The same study quoted above wrote:
'Every contact of a child with the health care system is regarded as an opportunity for immunization. this policy has increased vaccination rates to 97 percent. The same strategy is now being used in the United States46.'
So the job of today's doctors is to chase and vaccinate as many children and possible and since children present to the doctor when sick, they aren't concerned about vaccinating sick children. In fact, they'll even vaccinate you with egg containing vaccines if you are allergic, which is against their Hippocratic Oath to protect and not cause harm:
'The vaccine was well tolerated even by those with a history of severe allergy; only 7 of 135 severely allergic children were not vaccinated because of a positive reaction to the MMR vaccine on a skin-prick test12.'
Again, the same study says:
'The target population of the program was 563,000 children, of whom 86 percent were vaccinated in 1982 through 1986. A special campaign was then undertaken,13 beginning with reports in the national media and the local newspapers. Lists of unvaccinated children were then sent to the public health nurses, who personally contacted the parents. Finally, personal letters were sent to the nonparticipating families. These efforts resulted in the vaccination of 62,000 additional children, increasing participation to 97 percent. The hard-to-reach group was characterized by a survey and has since received special attention.'
This was a TRIAL of a 2 dose vaccine programme, an experiment, yet those who did not want to participate were harrassed by public health nurses and sent unwanted letters after they had already declined.

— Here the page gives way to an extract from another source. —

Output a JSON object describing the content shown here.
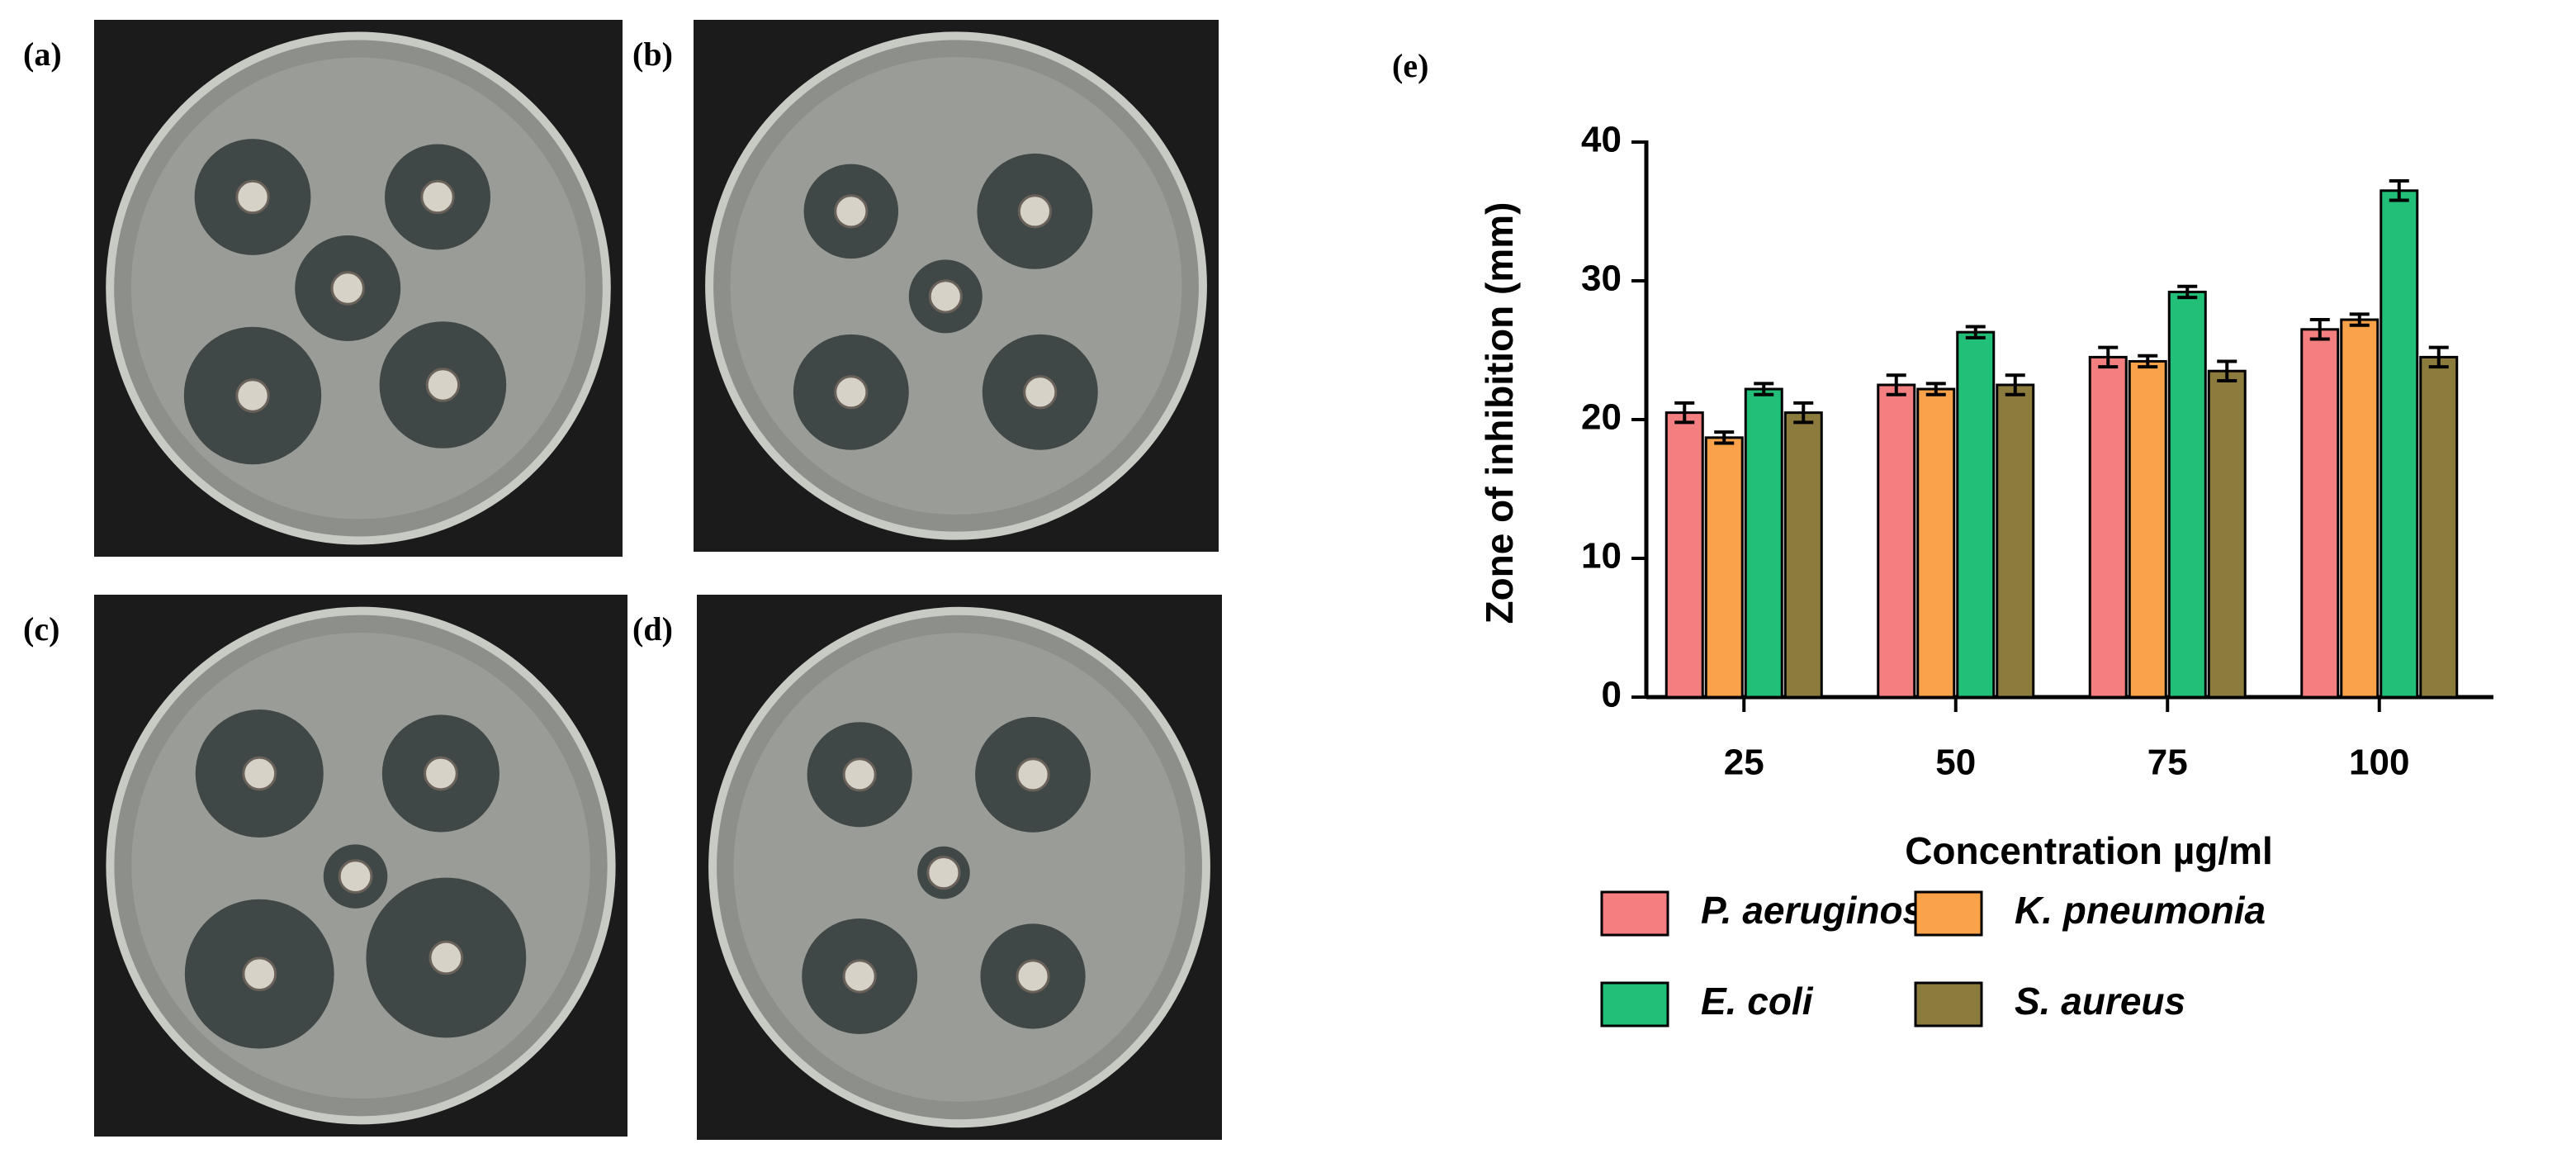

Personal information including the addresses of non MMR vaccinated children were passed on to nurses WITHOUT PARENTAL CONSENT, which should be against privacy laws. If it isn't, it's certainly very immoral practice. Basically, they will chase you down and vaccinate you and your children at any cost, regardless of whether you want to or not, or whether you are contraindicated or too sick to be vaccinated. They don't care about you or your children, all they care about is their quest to eradicate specific diseases and create more and more vaccines.
If consent is obtained under harrassment or you are afraid to say no, that isn't consent.